Il y a belle lurette que le classique a emprunté à la variété les codes de la promotion : on ne fait plus de concerts pour se roder avant d’enregistrer un disque, mais on fait une tournée de promotion du disque qu’on vient de sortir ! C’est ainsi que se présente le récital que donne ce soir Nathanaël Gouin dans l’écrin intime de la Salle Cortot. Enfin presque ! Parce que le jeune pianiste français a l’intelligence d’étoffer le programme de son disque (qu’il ne pourrait d’ailleurs pas reproduire intégralement, faute d’orchestre) avec quelques surprises amicales.
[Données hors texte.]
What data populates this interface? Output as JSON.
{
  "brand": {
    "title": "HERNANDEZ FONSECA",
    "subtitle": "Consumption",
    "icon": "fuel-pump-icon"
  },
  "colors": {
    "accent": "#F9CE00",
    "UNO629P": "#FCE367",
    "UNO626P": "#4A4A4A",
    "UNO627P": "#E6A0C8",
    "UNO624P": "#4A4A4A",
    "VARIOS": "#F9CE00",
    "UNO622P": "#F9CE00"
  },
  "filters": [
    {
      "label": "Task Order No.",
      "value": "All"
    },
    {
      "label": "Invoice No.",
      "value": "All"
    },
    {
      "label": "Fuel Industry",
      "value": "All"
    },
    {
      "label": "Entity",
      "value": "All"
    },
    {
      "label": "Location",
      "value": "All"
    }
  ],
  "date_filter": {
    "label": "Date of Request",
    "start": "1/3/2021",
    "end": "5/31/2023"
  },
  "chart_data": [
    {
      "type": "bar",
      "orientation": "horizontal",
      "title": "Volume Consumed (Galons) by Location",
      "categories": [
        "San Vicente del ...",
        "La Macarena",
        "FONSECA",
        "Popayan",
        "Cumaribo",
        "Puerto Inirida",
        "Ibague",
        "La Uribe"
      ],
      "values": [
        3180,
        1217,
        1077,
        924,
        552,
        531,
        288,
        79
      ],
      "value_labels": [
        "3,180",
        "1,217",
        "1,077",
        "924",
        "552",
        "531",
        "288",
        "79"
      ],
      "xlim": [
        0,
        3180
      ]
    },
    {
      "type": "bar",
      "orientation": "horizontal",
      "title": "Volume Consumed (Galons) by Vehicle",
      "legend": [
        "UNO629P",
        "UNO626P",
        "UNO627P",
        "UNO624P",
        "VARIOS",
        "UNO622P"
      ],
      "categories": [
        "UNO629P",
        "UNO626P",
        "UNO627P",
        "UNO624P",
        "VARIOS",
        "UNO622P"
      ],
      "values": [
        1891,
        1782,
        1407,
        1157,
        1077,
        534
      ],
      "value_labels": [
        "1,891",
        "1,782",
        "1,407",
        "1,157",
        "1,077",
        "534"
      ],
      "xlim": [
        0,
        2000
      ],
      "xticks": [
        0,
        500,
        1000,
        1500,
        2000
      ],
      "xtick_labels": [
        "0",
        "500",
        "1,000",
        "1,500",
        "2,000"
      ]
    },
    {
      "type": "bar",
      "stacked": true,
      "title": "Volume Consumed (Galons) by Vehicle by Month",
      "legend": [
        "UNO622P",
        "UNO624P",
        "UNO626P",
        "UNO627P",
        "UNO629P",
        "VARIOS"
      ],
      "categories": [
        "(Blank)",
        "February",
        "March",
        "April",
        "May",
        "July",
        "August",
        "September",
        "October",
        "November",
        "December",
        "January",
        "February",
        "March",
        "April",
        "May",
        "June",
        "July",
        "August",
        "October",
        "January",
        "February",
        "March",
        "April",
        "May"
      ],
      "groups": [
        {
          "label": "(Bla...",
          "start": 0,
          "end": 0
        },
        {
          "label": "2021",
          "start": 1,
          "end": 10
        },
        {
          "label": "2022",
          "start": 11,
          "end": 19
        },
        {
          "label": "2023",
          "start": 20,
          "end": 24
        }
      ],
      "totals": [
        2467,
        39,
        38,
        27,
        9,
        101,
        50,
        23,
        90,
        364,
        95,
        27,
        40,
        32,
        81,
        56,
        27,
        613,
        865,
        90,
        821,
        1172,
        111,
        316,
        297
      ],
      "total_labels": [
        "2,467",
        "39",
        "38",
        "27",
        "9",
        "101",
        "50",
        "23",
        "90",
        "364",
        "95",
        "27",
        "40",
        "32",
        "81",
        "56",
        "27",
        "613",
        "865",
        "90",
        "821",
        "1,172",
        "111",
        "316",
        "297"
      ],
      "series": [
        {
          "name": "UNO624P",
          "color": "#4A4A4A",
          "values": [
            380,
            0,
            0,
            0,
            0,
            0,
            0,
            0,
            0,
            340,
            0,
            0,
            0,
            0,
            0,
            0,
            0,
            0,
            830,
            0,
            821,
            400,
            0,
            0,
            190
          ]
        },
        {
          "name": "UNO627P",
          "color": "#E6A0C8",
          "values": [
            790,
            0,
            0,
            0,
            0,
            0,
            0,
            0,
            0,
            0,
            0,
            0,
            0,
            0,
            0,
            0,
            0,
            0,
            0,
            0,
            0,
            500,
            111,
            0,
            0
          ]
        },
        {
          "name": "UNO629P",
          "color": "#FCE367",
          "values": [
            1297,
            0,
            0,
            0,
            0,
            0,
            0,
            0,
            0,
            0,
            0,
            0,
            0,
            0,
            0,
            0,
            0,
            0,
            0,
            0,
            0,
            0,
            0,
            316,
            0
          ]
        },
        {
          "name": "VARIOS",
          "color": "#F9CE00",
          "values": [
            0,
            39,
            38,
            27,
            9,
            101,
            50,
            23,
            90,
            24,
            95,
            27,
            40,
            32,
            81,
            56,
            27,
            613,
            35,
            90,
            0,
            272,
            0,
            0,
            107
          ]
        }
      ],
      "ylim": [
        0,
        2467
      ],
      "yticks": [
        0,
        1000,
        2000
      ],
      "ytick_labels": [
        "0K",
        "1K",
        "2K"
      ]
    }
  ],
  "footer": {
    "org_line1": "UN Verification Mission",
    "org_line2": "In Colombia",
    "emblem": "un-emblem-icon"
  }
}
Le titre du disque et du récital – « Caprice » – est un peu tiré par les cheveux, d’autant qu’on ne perçoit pas vraiment le lien entre Johann Sebastian Bach, Reynaldo Hahn et Maurice Ohana, même si l’interprète explique avoir une notion extensive de l’idée de « caprice » en musique. Mais peu importe ! Nathanaël Gouin va nous démontrer, une fois de plus, qu’il est une personnalité originale dans l’univers très encombré des jeunes pianistes, et qu’il a les moyens techniques et artistiques de son originalité.
Le Caprice sur le départ de son frère bien-aimé de Bach nous cueille cependant un peu à froid, avec comme quelque chose d’un peu raide voire guindé dans le discours, et une certaine timidité du son. Survient la première surprise de la soirée : une compositrice, annoncée dans le feuillet distribué à l’entrée comme « Lang Jacqueline » (une sœur cachée de Jack ?), qui s’appelle en réalité Josephine Lang (1815-1880), compositrice de lieder dont deux vont ce soir être joués par la contrebassiste Lorraine Campet. La transposition est des plus convaincantes, la contrebasse se fait tour à tour élégiaque ou mutine, sans que l’on retienne de ces œuvres une grande originalité.
On est heureux que Nathanaël Gouin ressuscite ensuite un compositeur majeur du XXe siècle, Maurice Ohana (1913-1992), qui semble avoir complètement disparu des programmes de concert : sur son disque, il joue le premier des trois caprices composés en 1944 ; ce soir il a retenu le deuxième. Une musique âpre, noble, un piano rocailleux. C'est admirablement servi par l'interprète qui enchaîne avec une partition inédite de Reynaldo Hahn, trouvée dans la bibliothèque François-Lang de la Fondation Royaumont, Mignouminek (1940). Cette pièce virtuose à la manière d’une étude de Chopin est bien loin des musiques de salon auxquelles on associe trop souvent le compositeur d'origine vénézuélienne. Nathanaël Gouin corse la difficulté avec Le Festin d’Esope de Charles-Valentin Alkan qu’il déroule avec un chic et une allure confondants.